Someday I might be able to stop talking about breastfeeding.  Possibly not until my grand kids roll their eyes and start lactating. But until then I feel like someone’s gotta make sense of the claims*.  Like the rest in the Tossing the Formula article last week that I didn’t get to in my original post.  Meant to get back to you all last week because I’d heard from some of you via email who were wondering about those other claims about formula-feeding:

Health experts warn that even small amounts of formula dilute breast-feeding’s benefits by altering intestinal micro-organisms and decreasing breast milk supply, since women produce less when babies nurse less.

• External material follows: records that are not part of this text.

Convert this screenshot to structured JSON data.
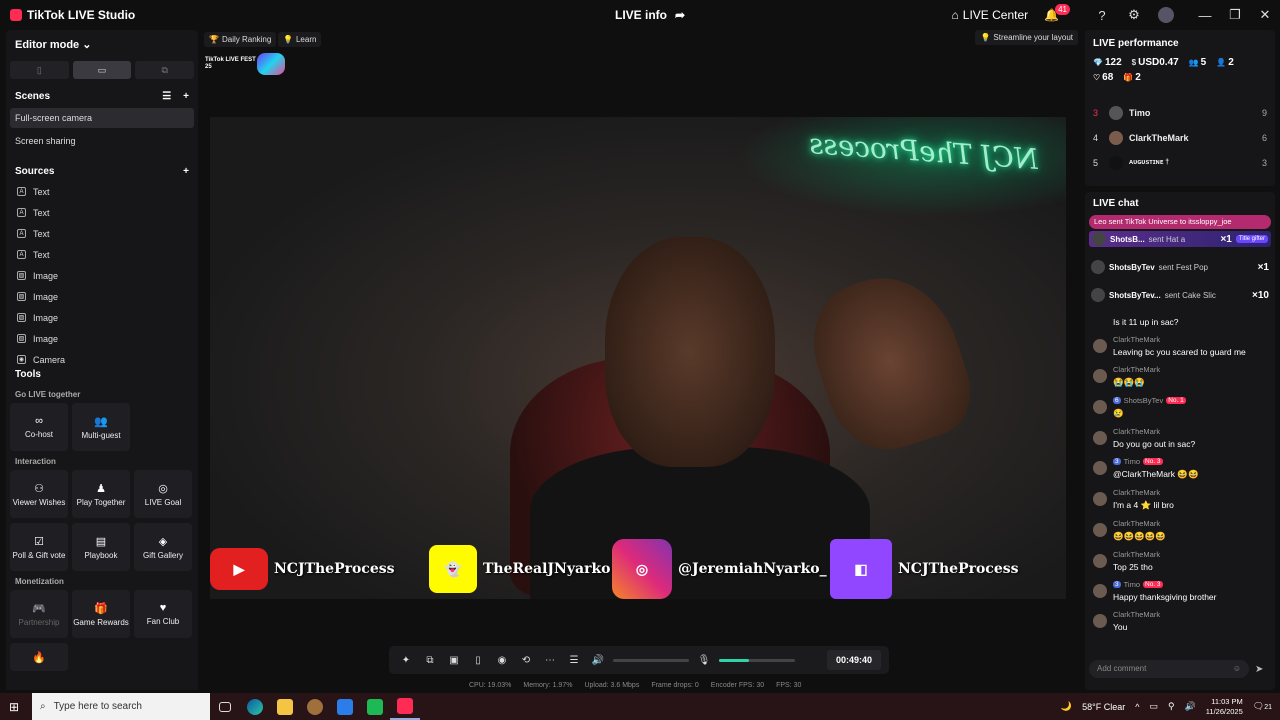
{
  "window": {
    "app_title": "TikTok LIVE Studio",
    "center_title": "LIVE info",
    "live_center": "LIVE Center",
    "notifications": "41"
  },
  "left": {
    "editor_mode": "Editor mode",
    "scenes_title": "Scenes",
    "scenes": [
      "Full-screen camera",
      "Screen sharing"
    ],
    "sources_title": "Sources",
    "sources": [
      {
        "type": "text-icon",
        "label": "Text"
      },
      {
        "type": "text-icon",
        "label": "Text"
      },
      {
        "type": "text-icon",
        "label": "Text"
      },
      {
        "type": "text-icon",
        "label": "Text"
      },
      {
        "type": "image-icon",
        "label": "Image"
      },
      {
        "type": "image-icon",
        "label": "Image"
      },
      {
        "type": "image-icon",
        "label": "Image"
      },
      {
        "type": "image-icon",
        "label": "Image"
      },
      {
        "type": "camera-icon",
        "label": "Camera"
      }
    ]
  },
  "tools": {
    "title": "Tools",
    "go_live_together": "Go LIVE together",
    "cohost": "Co-host",
    "multiguest": "Multi-guest",
    "interaction": "Interaction",
    "viewer_wishes": "Viewer Wishes",
    "play_together": "Play Together",
    "live_goal": "LIVE Goal",
    "poll": "Poll & Gift vote",
    "playbook": "Playbook",
    "gift_gallery": "Gift Gallery",
    "monetization": "Monetization",
    "partnership": "Partnership",
    "game_rewards": "Game Rewards",
    "fan_club": "Fan Club"
  },
  "center": {
    "daily_ranking": "Daily Ranking",
    "learn": "Learn",
    "streamline": "Streamline your layout",
    "fest_text": "TikTok LIVE FEST 25",
    "neon": "NCJ TheProcess",
    "socials": [
      {
        "platform": "YouTube",
        "handle": "NCJTheProcess",
        "color": "#e32020"
      },
      {
        "platform": "Snapchat",
        "handle": "TheRealJNyarko",
        "color": "#fffc00"
      },
      {
        "platform": "Instagram",
        "handle": "@JeremiahNyarko_",
        "color": "#d6249f"
      },
      {
        "platform": "Twitch",
        "handle": "NCJTheProcess",
        "color": "#9146ff"
      }
    ],
    "timer": "00:49:40",
    "volume_level": 0,
    "mic_level": 0.4,
    "stats": {
      "cpu": "CPU: 19.03%",
      "memory": "Memory: 1.97%",
      "upload": "Upload: 3.6 Mbps",
      "drops": "Frame drops: 0",
      "encoder_fps": "Encoder FPS: 30",
      "fps": "FPS: 30"
    }
  },
  "performance": {
    "title": "LIVE performance",
    "diamonds": "122",
    "usd": "USD0.47",
    "viewers": "5",
    "new_followers": "2",
    "likes": "68",
    "gifts": "2",
    "ranking": [
      {
        "rank": "3",
        "name": "Timo",
        "score": "9"
      },
      {
        "rank": "4",
        "name": "ClarkTheMark",
        "score": "6"
      },
      {
        "rank": "5",
        "name": "ᴀᴜɢᴜsᴛɪɴᴇ †",
        "score": "3"
      }
    ]
  },
  "chat": {
    "title": "LIVE chat",
    "banner": "Leo sent TikTok Universe to itssloppy_joe",
    "gifts": [
      {
        "name": "ShotsB...",
        "text": "sent Hat a",
        "count": "×1",
        "tag": "Title gifter"
      },
      {
        "name": "ShotsByTev",
        "text": "sent Fest Pop",
        "count": "×1",
        "tag": ""
      },
      {
        "name": "ShotsByTev...",
        "text": "sent Cake Slic",
        "count": "×10",
        "tag": ""
      }
    ],
    "top_partial": "Is it 11 up in sac?",
    "messages": [
      {
        "who": "ClarkTheMark",
        "text": "Leaving bc you scared to guard me",
        "lvl": "",
        "no": ""
      },
      {
        "who": "ClarkTheMark",
        "text": "😭😭😭",
        "lvl": "",
        "no": ""
      },
      {
        "who": "ShotsByTev",
        "text": "😢",
        "lvl": "6",
        "no": "No. 1"
      },
      {
        "who": "ClarkTheMark",
        "text": "Do you go out in sac?",
        "lvl": "",
        "no": ""
      },
      {
        "who": "Timo",
        "text": "@ClarkTheMark 😆😆",
        "lvl": "3",
        "no": "No. 3"
      },
      {
        "who": "ClarkTheMark",
        "text": "I'm a 4 ⭐ lil bro",
        "lvl": "",
        "no": ""
      },
      {
        "who": "ClarkTheMark",
        "text": "😆😆😆😆😆",
        "lvl": "",
        "no": ""
      },
      {
        "who": "ClarkTheMark",
        "text": "Top 25 tho",
        "lvl": "",
        "no": ""
      },
      {
        "who": "Timo",
        "text": "Happy thanksgiving brother",
        "lvl": "3",
        "no": "No. 3"
      },
      {
        "who": "ClarkTheMark",
        "text": "You",
        "lvl": "",
        "no": ""
      }
    ],
    "placeholder": "Add comment"
  },
  "taskbar": {
    "search": "Type here to search",
    "weather": "58°F  Clear",
    "time": "11:03 PM",
    "date": "11/26/2025",
    "notif": "21"
  }
}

They say that while some women face serious breast-feeding challenges, more could nurse longer with greater support, and that formula samples can weaken that support system.  Tossing the Formula/Hospitals Ditch Formula Samples to Promote Breast-feeding, New York Times

Now some people read “health experts warn” and accept it. Some just ignore it and keep reading.  Some click over to their Amazon carts.  But not those of us here today.  I know you thought about those remarks. I’m sorry to say that much of it is without solid empirical evidence except the intestinal benefits. There’s been much ado about the good gut bacteria associated with breastfeeding. Studies have identified a beneficial bacteria agent in breast milk that might account for the reduced risk of  ear infections and colds in breastfed babies but alas this research is mostly limited to petri dishes and in one case, colon bacteria from farm animals, yes, that’s right, piggie poop.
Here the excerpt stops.